Quantas vezes você revisa seus textos antes de sentir que eles estão prontos? Você mostra seus trabalhos para outras pessoas antes de publicá-los?
Os textos nunca estão prontos. Tenho muita dificuldade de colocar ponto final nas histórias. Cada vez que leio, encontro algo para mudar. Reviso muito meus textos até ser capaz de submetê-los à leitura de alguém. Mas eu tenho um amigo, um agente literário não nomeado oficialmente, que é muito generoso e honesto comigo. Ele lê e aponta criticamente, e curiosamente nossa amizade sobrevive.
Lembro que uma vez pedi ao meu marido para ler uma história que escrevi para um concurso literário, e ele me disse que não entendeu nada. Foi duro! Já tinha submetido o texto, e ele era tão claro pra mim… Não ganhei o concurso, e acabei não voltando mais a essa história porque aconteceu um fato inusitado, o arquivo sumiu. Sorte dos leitores.

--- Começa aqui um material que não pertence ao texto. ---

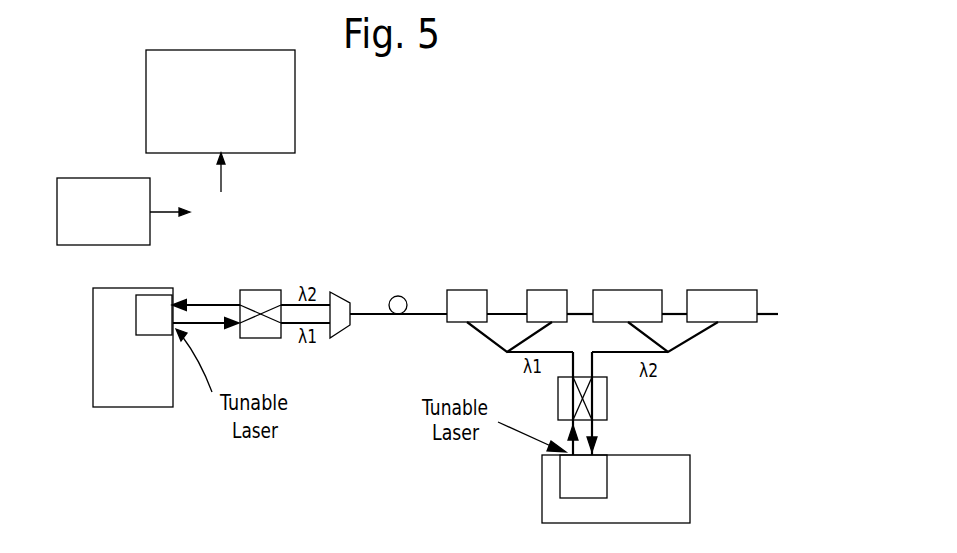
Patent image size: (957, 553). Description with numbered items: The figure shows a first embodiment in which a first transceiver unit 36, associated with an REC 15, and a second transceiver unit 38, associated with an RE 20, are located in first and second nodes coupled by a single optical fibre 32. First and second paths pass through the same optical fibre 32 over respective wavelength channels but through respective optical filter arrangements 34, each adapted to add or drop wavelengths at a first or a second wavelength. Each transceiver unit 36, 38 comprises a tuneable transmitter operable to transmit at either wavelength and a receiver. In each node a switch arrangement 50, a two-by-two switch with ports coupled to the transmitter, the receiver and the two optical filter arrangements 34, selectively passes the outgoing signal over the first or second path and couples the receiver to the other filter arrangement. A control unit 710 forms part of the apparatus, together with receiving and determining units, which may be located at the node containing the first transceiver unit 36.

The REC 15 is at (145, 407).
The RE 20 is at (668, 503).
The optical fibre 32 is at (397, 296).
The optical filter arrangement 34 is at (567, 280).
The first transceiver unit 36 is at (147, 313).
The second transceiver unit 38 is at (570, 477).
The switch arrangement 50 is at (258, 290).
The control unit 710 is at (92, 178).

Meu medo de mostrar para alguém ler está diminuindo. Meus filhos, marido, e alguns amigos sempre leem, e opinam. Às vezes, também converso sobre os textos para ouvi-los sobre o que estou escrevendo. Fico muito tempo com os meus textos antes de submetê-los. Gosto de deixá-los guardados, inclusive de mim, depois que “termino” a história.
Como é sua relação com a tecnologia? Você escreve seus primeiros rascunhos à mão ou no computador?

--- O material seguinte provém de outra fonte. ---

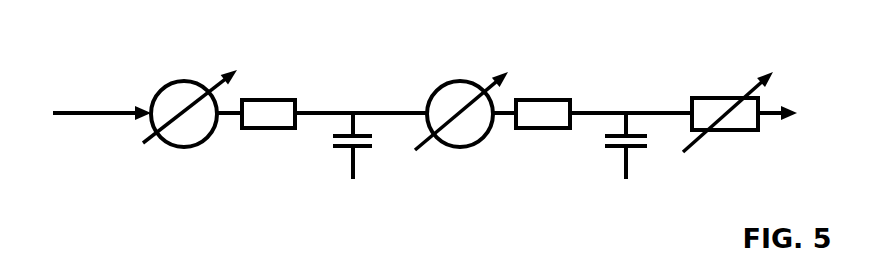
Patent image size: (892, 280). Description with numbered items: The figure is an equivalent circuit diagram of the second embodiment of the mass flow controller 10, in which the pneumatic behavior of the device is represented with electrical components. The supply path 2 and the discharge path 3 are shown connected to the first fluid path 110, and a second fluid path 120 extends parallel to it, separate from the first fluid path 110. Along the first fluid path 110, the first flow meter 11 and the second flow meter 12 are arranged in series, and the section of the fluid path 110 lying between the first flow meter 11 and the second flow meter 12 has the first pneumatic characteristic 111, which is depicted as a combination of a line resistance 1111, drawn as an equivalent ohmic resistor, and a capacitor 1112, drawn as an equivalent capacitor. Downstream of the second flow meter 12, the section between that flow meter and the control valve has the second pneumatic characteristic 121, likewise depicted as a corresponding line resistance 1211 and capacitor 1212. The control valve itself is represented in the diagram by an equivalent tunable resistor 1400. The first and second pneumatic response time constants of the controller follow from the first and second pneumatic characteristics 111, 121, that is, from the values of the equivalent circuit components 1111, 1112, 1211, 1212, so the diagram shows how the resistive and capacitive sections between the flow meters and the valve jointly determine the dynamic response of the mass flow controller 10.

Eu escrevo no computador, geralmente. Mas sou apaixonada por papel. Vivo afogada neles. Na semana passada fiquei procurando o primeiro episódio de uma série que estou escrevendo e não encontrava. Já estava resignada, quando lembrei de um rascunho que estava usando nesse processo. Achei, digitei e salvei.
De onde vêm suas ideias? Há um conjunto de hábitos que você cultiva para se manter criativa?

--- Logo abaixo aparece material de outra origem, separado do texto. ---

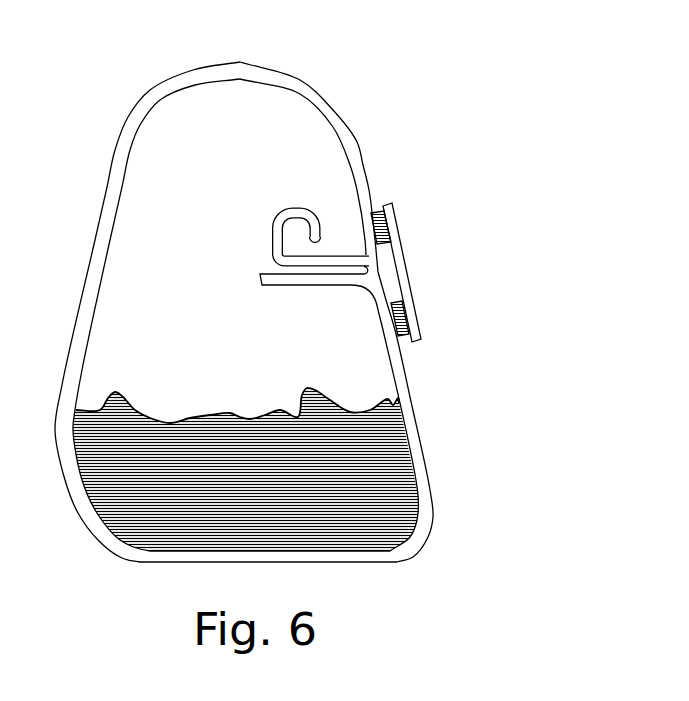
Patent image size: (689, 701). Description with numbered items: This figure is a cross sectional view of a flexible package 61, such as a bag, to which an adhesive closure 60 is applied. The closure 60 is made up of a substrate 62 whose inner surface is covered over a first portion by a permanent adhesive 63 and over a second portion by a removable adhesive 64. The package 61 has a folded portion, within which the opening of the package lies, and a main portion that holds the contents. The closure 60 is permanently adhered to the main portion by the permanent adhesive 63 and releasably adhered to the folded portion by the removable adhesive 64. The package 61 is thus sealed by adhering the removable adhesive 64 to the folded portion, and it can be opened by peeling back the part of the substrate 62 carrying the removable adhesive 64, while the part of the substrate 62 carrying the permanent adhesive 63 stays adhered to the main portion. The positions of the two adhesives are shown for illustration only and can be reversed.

The closure 60 is at (444, 280).
The flexible package 61 is at (303, 85).
The substrate 62 is at (393, 238).
The permanent adhesive 63 is at (403, 318).
The removable adhesive 64 is at (383, 210).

Milton Hatum disse uma frase com a qual me identifico: “Quem viveu intensamente até os vinte anos é só esperar mais uns quinze para começar a escrever”. Gosto de usar essa frase para brincar com a coincidência de ter começado nessa idade.
É a vida que alimenta as ideias. A nossa vida, a vida da família, dos amigos, a vida de quem não conhecemos, a vida dos personagens lidos e assistidos… A vida é cheia de histórias. E a partir do ponto que essas histórias me afetam, escrevo as minhas.
O que você acha que mudou no seu processo de escrita ao longo dos anos? O que você diria a si mesma se pudesse voltar à escrita de seus primeiros textos?
Tudo mudou e continua em processo de mudança. Meu processo de escrita caminha lado a lado com aprender e estudar muito sobre isso para trabalhar cada vez melhor. Eu não diria nada à Simone dos primeiros textos se pudesse voltar, porque não seria quem eu sou hoje se aquela Simone fosse outra.
Que projeto você gostaria de fazer, mas ainda não começou? Que livro você gostaria de ler e ele ainda não existe?
Todos. Estou sempre rascunhando os projetos que quero fazer. Então, de alguma forma eles já começaram. Gostaria muito de finalizar o projeto Lumière do Samba que iniciei com minha amiga Elodie Lacaze, de ter apoio para fazer um projeto multimídia inspirado em uma história que tenho guardada há uns seis anos, e publicar um romance, são alguns dos projetos em curso. De vez em quando acho que já existem todos os livros que desejo ler, mas não os encontrei ainda. Por outro lado, gosto da ideia de ‘tudo novo de novo’.